= Farid Majari =

German cultural director (1958–2023)

Farid Majari (also spelled Fareed) (12 August 1958 – 8 April 2023) was a German cultural manager and film producer.

== Biography ==
Majari was born the son of an Iranian father in Marburg, West Germany, and died at age 64 in Tucson, Arizona. After having joined the German Cultural Center – Goethe-Institut – in Munich, Majari served as director of the institute's branch offices in Moscow, Russian Federation, Ramallah, Palestine, Beirut, Lebanon, as well in Abu Dhabi, UAE, and in Los Angeles, USA.

While working in Ramallah, he produced and co-wrote the 10-part TV series Matabb (Speed Bump), set in Ramallah in the West Bank.
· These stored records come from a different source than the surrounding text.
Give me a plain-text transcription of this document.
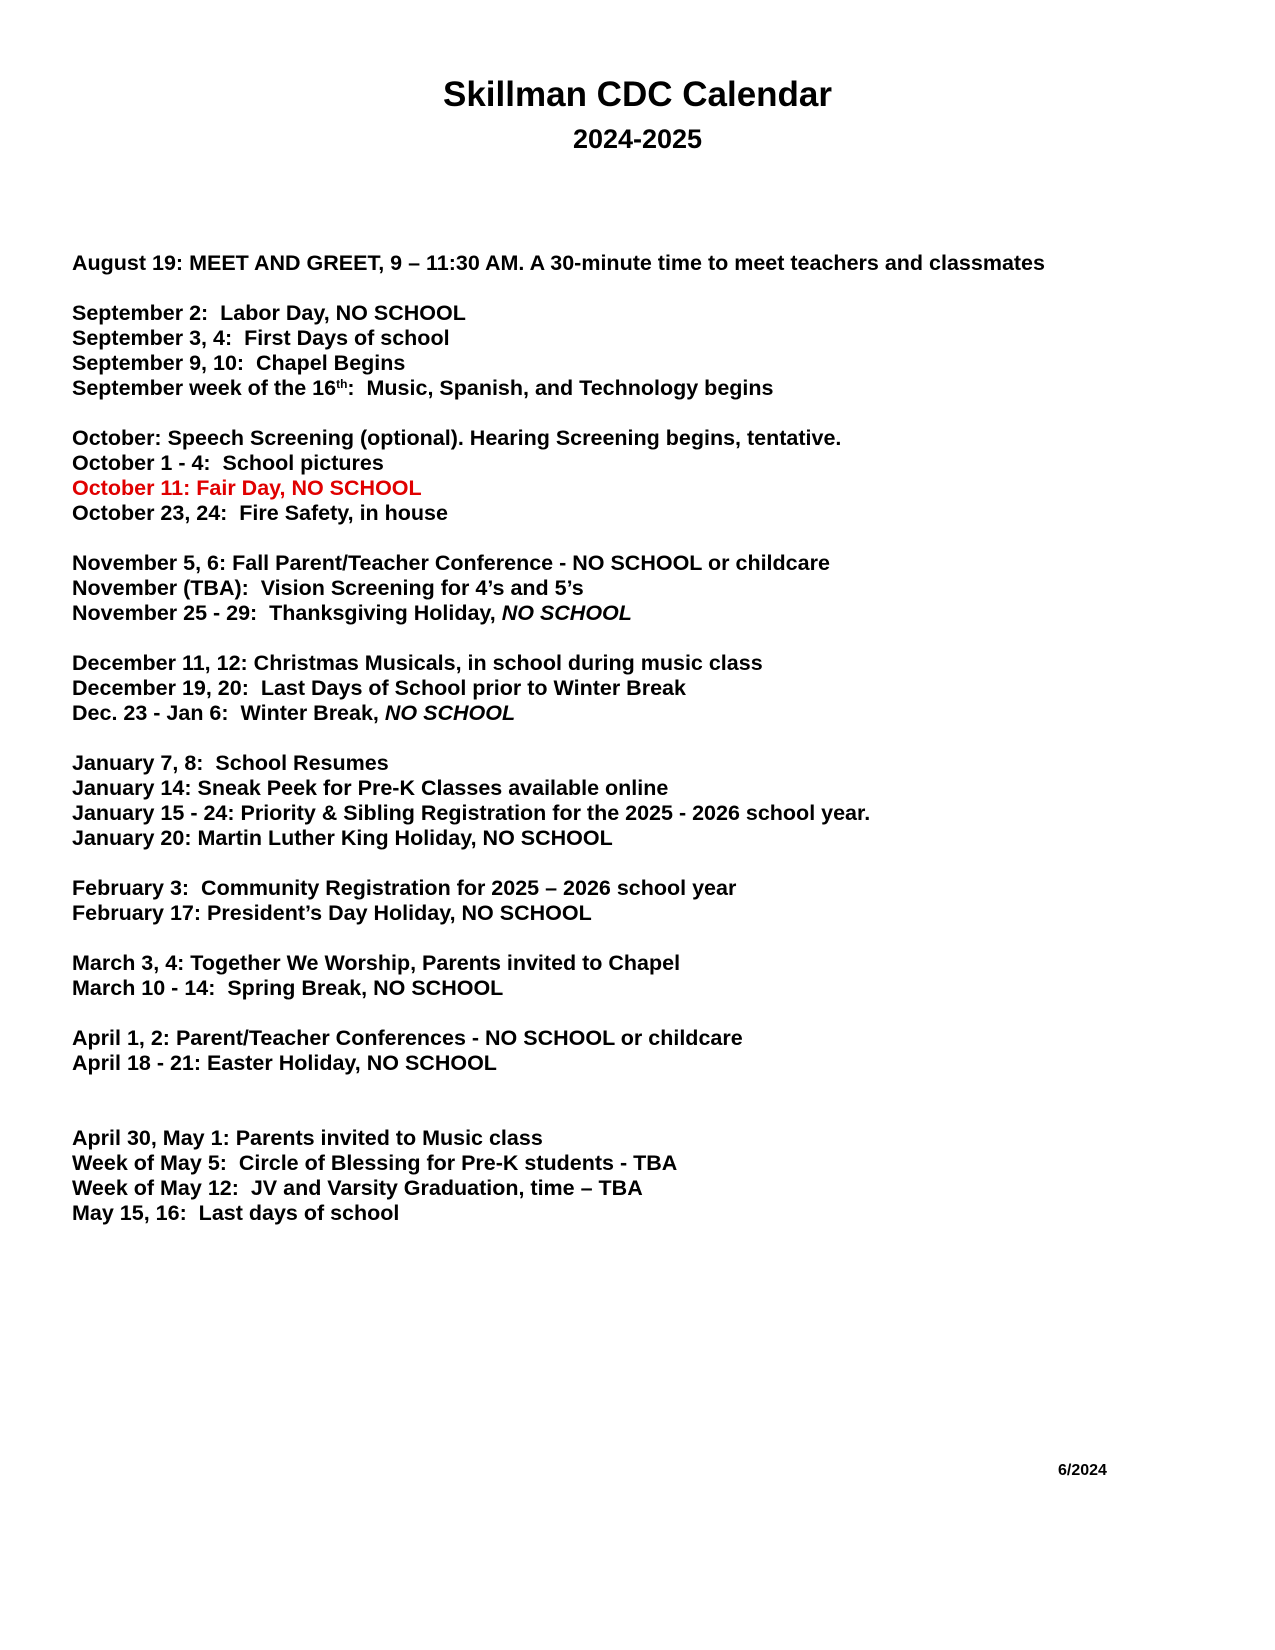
Skillman CDC Calendar
2024-2025
August 19: MEET AND GREET, 9 – 11:30 AM. A 30-minute time to meet teachers and classmates
September 2:  Labor Day, NO SCHOOL
September 3, 4:  First Days of school
September 9, 10:  Chapel Begins
September week of the 16th:  Music, Spanish, and Technology begins
October: Speech Screening (optional). Hearing Screening begins, tentative.
October 1 - 4:  School pictures
October 11: Fair Day, NO SCHOOL
October 23, 24:  Fire Safety, in house
November 5, 6: Fall Parent/Teacher Conference - NO SCHOOL or childcare
November (TBA):  Vision Screening for 4’s and 5’s
November 25 - 29:  Thanksgiving Holiday, NO SCHOOL
December 11, 12: Christmas Musicals, in school during music class
December 19, 20:  Last Days of School prior to Winter Break
Dec. 23 - Jan 6:  Winter Break, NO SCHOOL
January 7, 8:  School Resumes
January 14: Sneak Peek for Pre-K Classes available online
January 15 - 24: Priority & Sibling Registration for the 2025 - 2026 school year.
January 20: Martin Luther King Holiday, NO SCHOOL
February 3:  Community Registration for 2025 – 2026 school year
February 17: President’s Day Holiday, NO SCHOOL
March 3, 4: Together We Worship, Parents invited to Chapel
March 10 - 14:  Spring Break, NO SCHOOL
April 1, 2: Parent/Teacher Conferences - NO SCHOOL or childcare
April 18 - 21: Easter Holiday, NO SCHOOL
April 30, May 1: Parents invited to Music class
Week of May 5:  Circle of Blessing for Pre-K students - TBA
Week of May 12:  JV and Varsity Graduation, time – TBA
May 15, 16:  Last days of school
6/2024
Directed by Palestinian film director George Khleifi, the series presented an entertaining story of intrigue, romance and crime, as well as the Israeli occupation and was centred around a fictitious Palestinian non-governmental organisation. The series had been scheduled for Ramadan 2008 by the public television channel, Palestine Broadcasting Corporation (PBC), but was cancelled shortly before the planned start. PCB justified the canellationl of Matabb by saying that they wanted to ensure "that no scenes that could be offensive to one side or the other". They took this decision, after a committee had reviewed all ten episodes and come to the conclusion that some scenes needed to be changed.
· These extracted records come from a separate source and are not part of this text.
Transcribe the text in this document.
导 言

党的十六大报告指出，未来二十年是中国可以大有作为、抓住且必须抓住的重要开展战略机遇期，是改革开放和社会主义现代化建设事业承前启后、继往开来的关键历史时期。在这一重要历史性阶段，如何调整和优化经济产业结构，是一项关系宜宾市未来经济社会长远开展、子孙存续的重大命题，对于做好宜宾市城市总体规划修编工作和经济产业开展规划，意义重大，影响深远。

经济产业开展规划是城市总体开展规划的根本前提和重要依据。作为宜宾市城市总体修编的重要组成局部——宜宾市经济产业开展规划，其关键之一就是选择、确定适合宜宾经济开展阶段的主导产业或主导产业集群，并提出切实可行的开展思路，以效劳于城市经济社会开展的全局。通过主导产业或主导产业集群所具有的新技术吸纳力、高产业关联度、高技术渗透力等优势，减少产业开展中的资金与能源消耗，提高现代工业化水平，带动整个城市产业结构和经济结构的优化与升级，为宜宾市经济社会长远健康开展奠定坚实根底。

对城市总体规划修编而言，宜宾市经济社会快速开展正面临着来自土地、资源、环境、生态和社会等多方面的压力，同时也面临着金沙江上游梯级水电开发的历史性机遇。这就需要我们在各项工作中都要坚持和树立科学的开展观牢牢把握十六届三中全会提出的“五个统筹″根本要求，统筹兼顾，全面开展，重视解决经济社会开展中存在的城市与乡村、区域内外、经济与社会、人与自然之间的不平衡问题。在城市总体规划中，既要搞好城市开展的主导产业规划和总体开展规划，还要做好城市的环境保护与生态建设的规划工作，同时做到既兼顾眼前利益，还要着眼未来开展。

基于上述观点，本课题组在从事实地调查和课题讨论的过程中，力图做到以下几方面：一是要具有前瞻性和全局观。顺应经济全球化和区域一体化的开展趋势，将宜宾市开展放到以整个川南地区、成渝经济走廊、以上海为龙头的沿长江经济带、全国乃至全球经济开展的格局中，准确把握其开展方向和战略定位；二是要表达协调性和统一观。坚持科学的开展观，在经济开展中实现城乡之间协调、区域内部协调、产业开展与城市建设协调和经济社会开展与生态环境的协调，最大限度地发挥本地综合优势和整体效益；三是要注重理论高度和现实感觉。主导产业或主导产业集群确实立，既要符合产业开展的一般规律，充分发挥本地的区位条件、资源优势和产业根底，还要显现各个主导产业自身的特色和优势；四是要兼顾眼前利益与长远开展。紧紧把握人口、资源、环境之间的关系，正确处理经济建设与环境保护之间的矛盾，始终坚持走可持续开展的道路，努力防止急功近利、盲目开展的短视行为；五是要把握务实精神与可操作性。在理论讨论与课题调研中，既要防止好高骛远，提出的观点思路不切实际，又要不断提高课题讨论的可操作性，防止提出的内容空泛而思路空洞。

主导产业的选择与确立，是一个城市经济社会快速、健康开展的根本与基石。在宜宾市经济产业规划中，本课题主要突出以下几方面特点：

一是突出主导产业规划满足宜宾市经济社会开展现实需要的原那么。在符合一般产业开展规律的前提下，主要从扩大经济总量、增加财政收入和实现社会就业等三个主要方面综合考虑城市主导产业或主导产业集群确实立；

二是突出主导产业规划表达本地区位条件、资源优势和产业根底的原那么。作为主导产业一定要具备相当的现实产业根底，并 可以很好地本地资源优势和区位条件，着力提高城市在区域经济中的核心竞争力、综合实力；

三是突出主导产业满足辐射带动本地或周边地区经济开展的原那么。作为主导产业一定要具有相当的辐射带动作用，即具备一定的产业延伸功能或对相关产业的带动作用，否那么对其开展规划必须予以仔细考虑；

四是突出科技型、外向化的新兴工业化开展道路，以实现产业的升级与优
In May 2009, Majari participated in an international symposium titled “When Everything Else Fails – The Role of the Arts in Conflict Resolutions – Cultural cooperation between Palestine, Israel and Lebanon.” Referring to his experience of organizing a festival in Lebanon, he spoke about people experiencing moral support in arts festivals even amid the destruction in conflict areas. One of his last projects as director of the institute in Abu Dhabi was an art exhibition called Love | Labour | Leisure, reflecting the lives of migrant workers in the United Arab Emirates.